Extract Thai keywords and/or keyphrases with KeyBERT algorithm. See https://github.com/MaartenGr/KeyBERT.

Parameters:

text (str) – text to be summarized
keyphrase_ngram_range (Tuple[int, int]) – Number of token units to be defined as keyword. The token unit varies w.r.t. tokenizer_engine. For instance, (1, 1) means each token (unigram) can be a keyword (e.g. “เสา”, “ไฟฟ้า”), (1, 2) means one and two consecutive tokens (unigram and bigram) can be keywords (e.g. “เสา”, “ไฟฟ้า”, “เสาไฟฟ้า”) (default: (1, 2))
max_keywords (int) – Number of maximum keywords to be returned. (default: 5)
min_df (int) – Minimum frequency required to be a keyword. (default: 1)
tokenizer (str) – Name of tokenizer engine to use. Refer to options in :func: `pythainlp.tokenize.word_tokenizer() (default: ‘newmm’)
return_similarity (bool) – If True, return keyword scores. (default: False)
stop_words (Optional[Iterable[str]]) – A list of stop words (a.k.a words to be ignored). If not specified, pythainlp.corpus.thai_stopwords() is used. (default: None)

Returns:

list of keywords with score

Example:

from pythainlp.summarize.keybert import KeyBERT

text = '''
    อาหาร หมายถึง ของแข็งหรือของเหลว
    ที่กินหรือดื่มเข้าสู่ร่างกายแล้ว
    จะทำให้เกิดพลังงานและความร้อนแก่ร่างกาย
    ทำให้ร่างกายเจริญเติบโต
    ซ่อมแซมส่วนที่สึกหรอ ควบคุมการเปลี่ยนแปลงต่างๆ ในร่างกาย
    ช่วยทำให้อวัยวะต่างๆ ทำงานได้อย่างปกติ
    อาหารจะต้องไม่มีพิษและไม่เกิดโทษต่อร่างกาย
'''

kb = KeyBERT()

keywords = kb.extract_keyword(text)

# output: ['อวัยวะต่างๆ',
# 'ซ่อมแซมส่วน',
# 'เจริญเติบโต',
# 'ควบคุมการเปลี่ยนแปลง',
# 'มีพิษ']

keywords = kb.extract_keyword(text, max_keywords=10, return_similarity=True)

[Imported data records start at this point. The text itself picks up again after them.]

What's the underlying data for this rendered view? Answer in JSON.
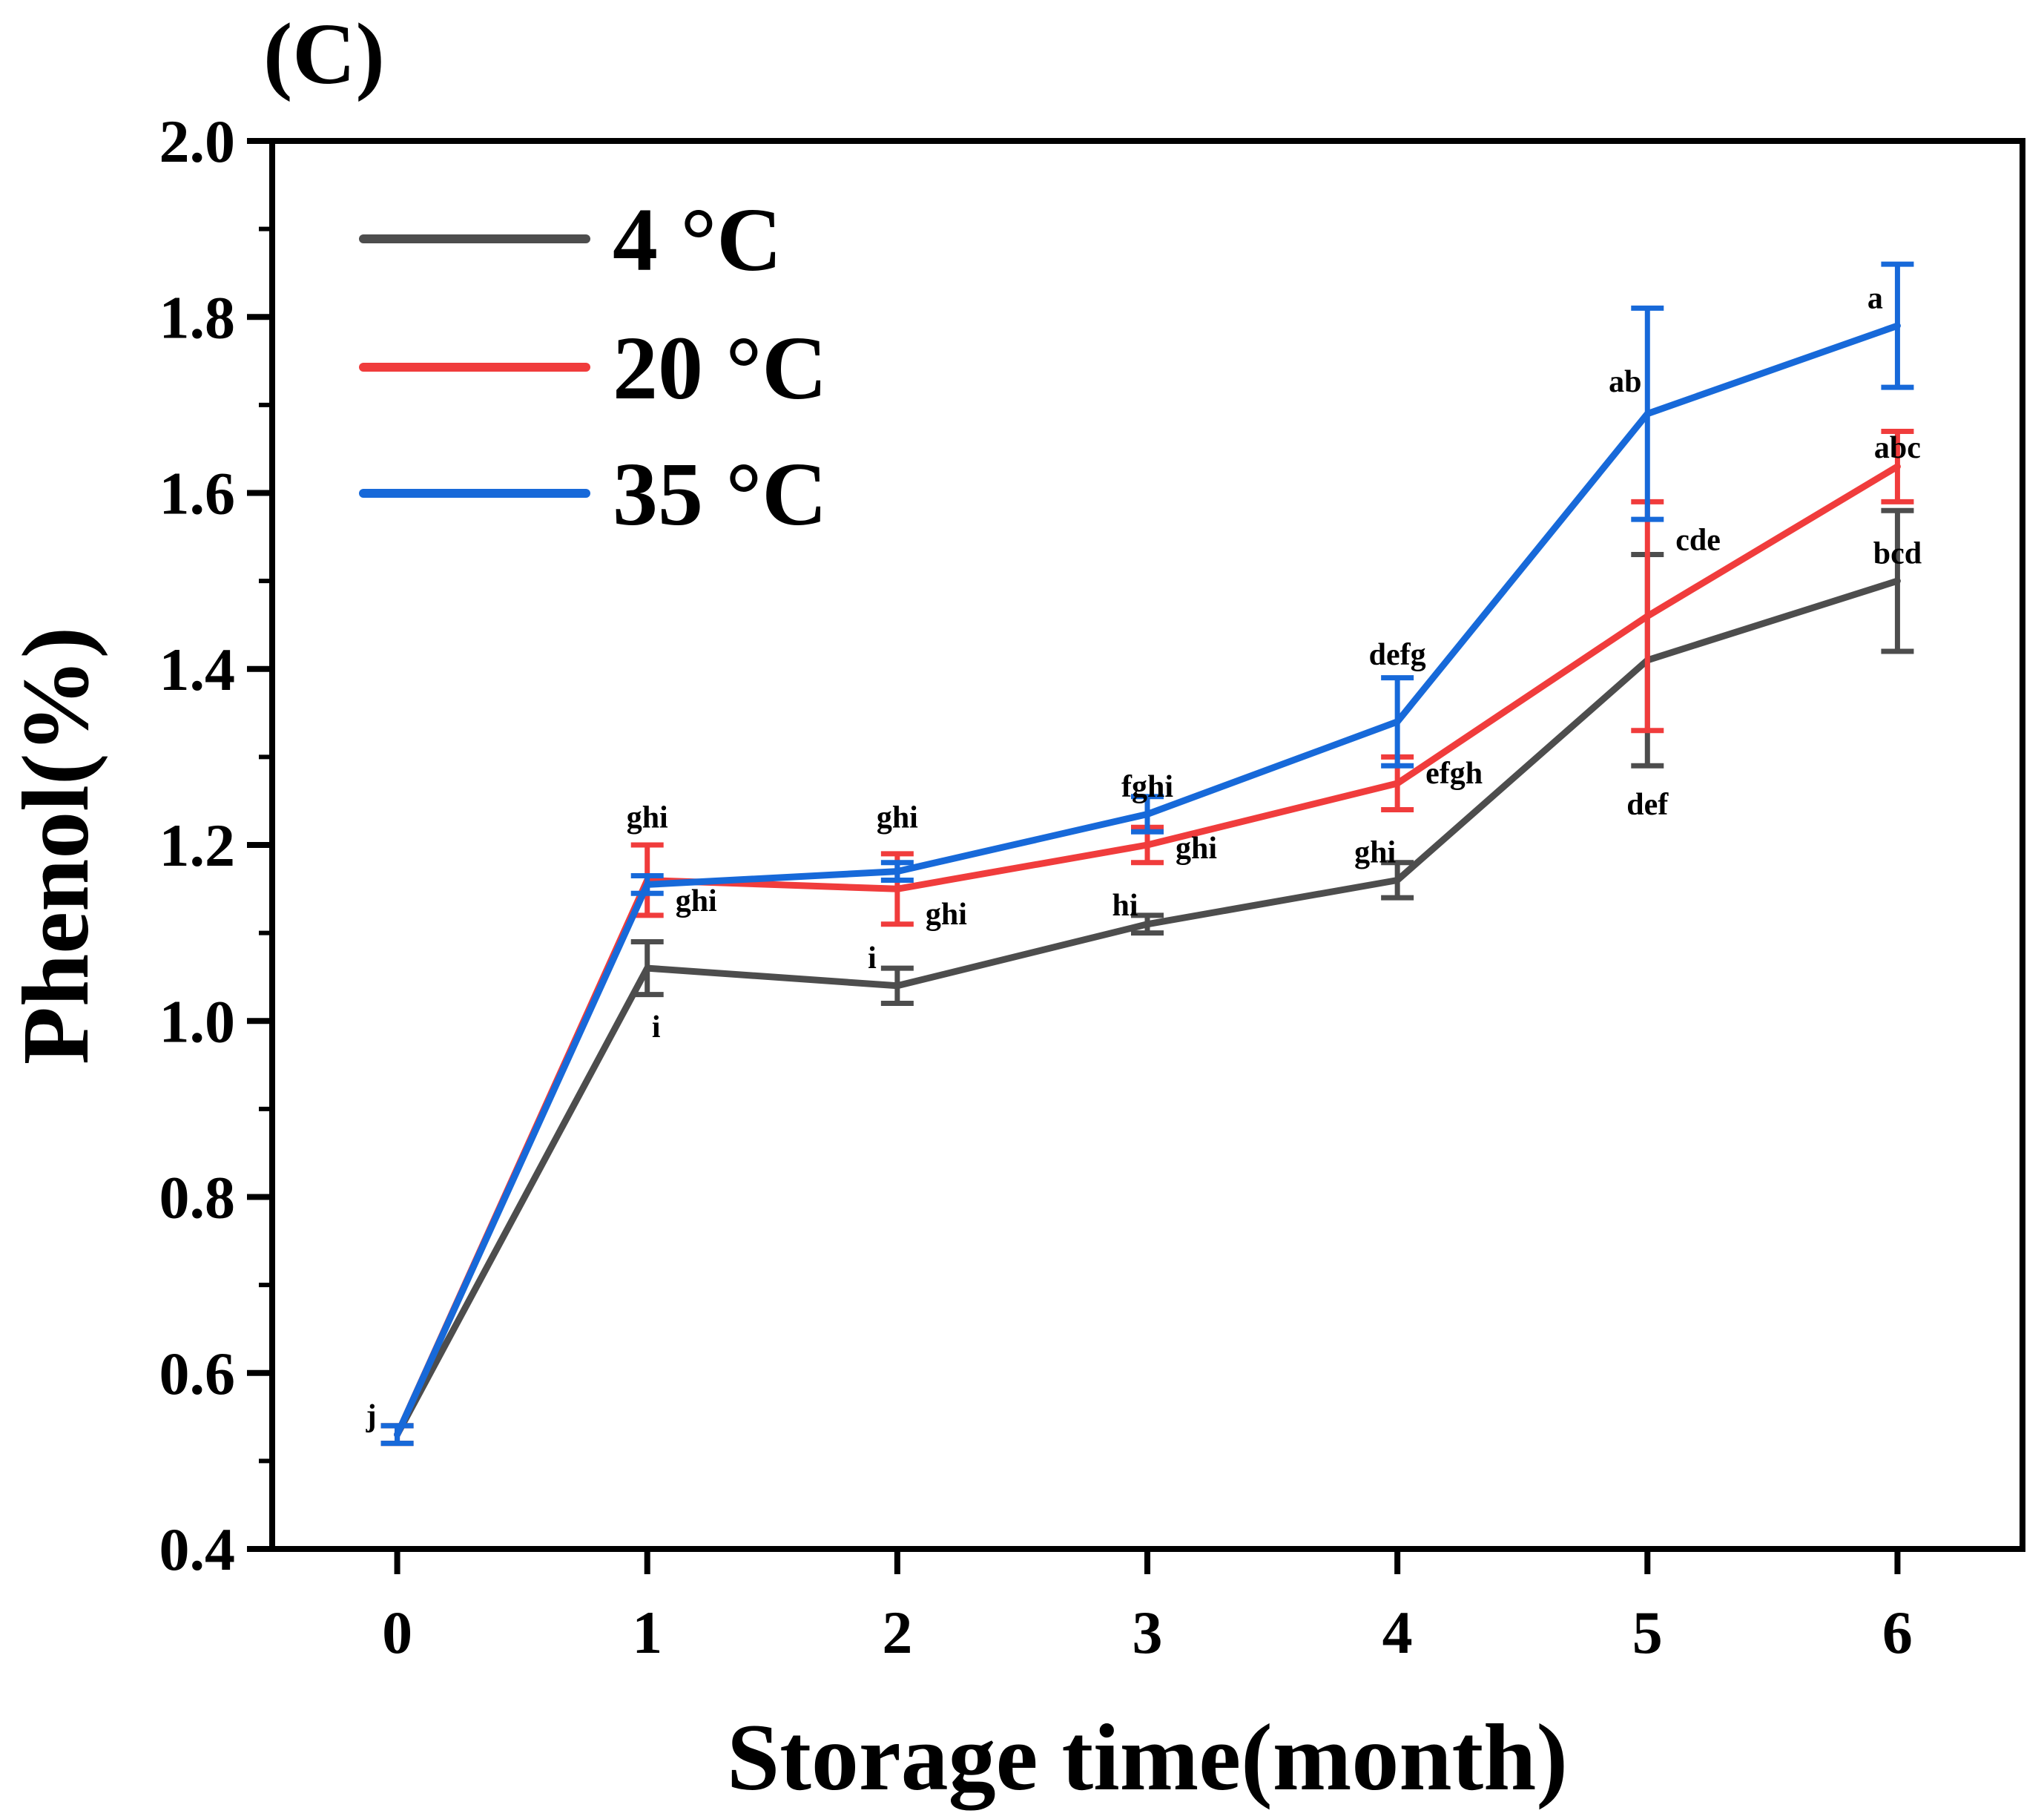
{
  "chart_data": {
    "type": "line",
    "panel_label": "(C)",
    "title": "",
    "xlabel": "Storage time(month)",
    "ylabel": "Phenol(%)",
    "x": [
      0,
      1,
      2,
      3,
      4,
      5,
      6
    ],
    "xlim": [
      -0.5,
      6.5
    ],
    "ylim": [
      0.4,
      2.0
    ],
    "x_ticks": [
      "0",
      "1",
      "2",
      "3",
      "4",
      "5",
      "6"
    ],
    "y_ticks": [
      "0.4",
      "0.6",
      "0.8",
      "1.0",
      "1.2",
      "1.4",
      "1.6",
      "1.8",
      "2.0"
    ],
    "grid": false,
    "legend_position": "top-left",
    "series": [
      {
        "name": "4 °C",
        "color": "#4d4d4d",
        "values": [
          0.53,
          1.06,
          1.04,
          1.11,
          1.16,
          1.41,
          1.5
        ],
        "errors": [
          0.01,
          0.03,
          0.02,
          0.01,
          0.02,
          0.12,
          0.08
        ],
        "letters": [
          "j",
          "i",
          "i",
          "hi",
          "ghi",
          "def",
          "bcd"
        ]
      },
      {
        "name": "20 °C",
        "color": "#f03c3c",
        "values": [
          0.53,
          1.16,
          1.15,
          1.2,
          1.27,
          1.46,
          1.63
        ],
        "errors": [
          0.01,
          0.04,
          0.04,
          0.02,
          0.03,
          0.13,
          0.04
        ],
        "letters": [
          "j",
          "ghi",
          "ghi",
          "ghi",
          "efgh",
          "cde",
          "abc"
        ]
      },
      {
        "name": "35 °C",
        "color": "#1769d9",
        "values": [
          0.53,
          1.155,
          1.17,
          1.235,
          1.34,
          1.69,
          1.79
        ],
        "errors": [
          0.01,
          0.01,
          0.01,
          0.02,
          0.05,
          0.12,
          0.07
        ],
        "letters": [
          "j",
          "ghi",
          "ghi",
          "fghi",
          "defg",
          "ab",
          "a"
        ]
      }
    ],
    "letter_labels": [
      {
        "text": "j",
        "x": 0,
        "y": 0.54,
        "anchor": "left"
      },
      {
        "text": "i",
        "x": 1,
        "y": 0.99,
        "anchor": "right-below"
      },
      {
        "text": "ghi",
        "x": 1,
        "y": 1.22,
        "anchor": "above"
      },
      {
        "text": "ghi",
        "x": 1,
        "y": 1.125,
        "anchor": "right"
      },
      {
        "text": "i",
        "x": 2,
        "y": 1.06,
        "anchor": "left"
      },
      {
        "text": "ghi",
        "x": 2,
        "y": 1.22,
        "anchor": "above"
      },
      {
        "text": "ghi",
        "x": 2,
        "y": 1.11,
        "anchor": "right"
      },
      {
        "text": "hi",
        "x": 3,
        "y": 1.12,
        "anchor": "above-left"
      },
      {
        "text": "fghi",
        "x": 3,
        "y": 1.255,
        "anchor": "above"
      },
      {
        "text": "ghi",
        "x": 3,
        "y": 1.185,
        "anchor": "right"
      },
      {
        "text": "ghi",
        "x": 4,
        "y": 1.18,
        "anchor": "above-left"
      },
      {
        "text": "efgh",
        "x": 4,
        "y": 1.27,
        "anchor": "right"
      },
      {
        "text": "defg",
        "x": 4,
        "y": 1.405,
        "anchor": "above"
      },
      {
        "text": "def",
        "x": 5,
        "y": 1.26,
        "anchor": "below"
      },
      {
        "text": "cde",
        "x": 5,
        "y": 1.535,
        "anchor": "right"
      },
      {
        "text": "ab",
        "x": 5,
        "y": 1.715,
        "anchor": "above-left"
      },
      {
        "text": "bcd",
        "x": 6,
        "y": 1.52,
        "anchor": "above"
      },
      {
        "text": "abc",
        "x": 6,
        "y": 1.64,
        "anchor": "above"
      },
      {
        "text": "a",
        "x": 6,
        "y": 1.81,
        "anchor": "above-left"
      }
    ]
  }
}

# output: [('อวัยวะต่างๆ', 0.3228477063109462),
# ('ซ่อมแซมส่วน', 0.31320597838000375),
# ('เจริญเติบโต', 0.29115434699705506),
# ('ควบคุมการเปลี่ยนแปลง', 0.2678430841321016),
# ('มีพิษ', 0.24996827960821494),
# ('ทำให้ร่างกาย', 0.23876962942443258),
# ('ร่างกายเจริญเติบโต', 0.23191285218852364),
# ('จะทำให้เกิด', 0.22425422716846247),
# ('มีพิษและ', 0.22162962875299588),
# ('เกิดโทษ', 0.20773497763458507)]

embed(docs: str | List[str]) → ndarray[source]: Create an embedding of each input in docs by averaging vectors from last hidden layer.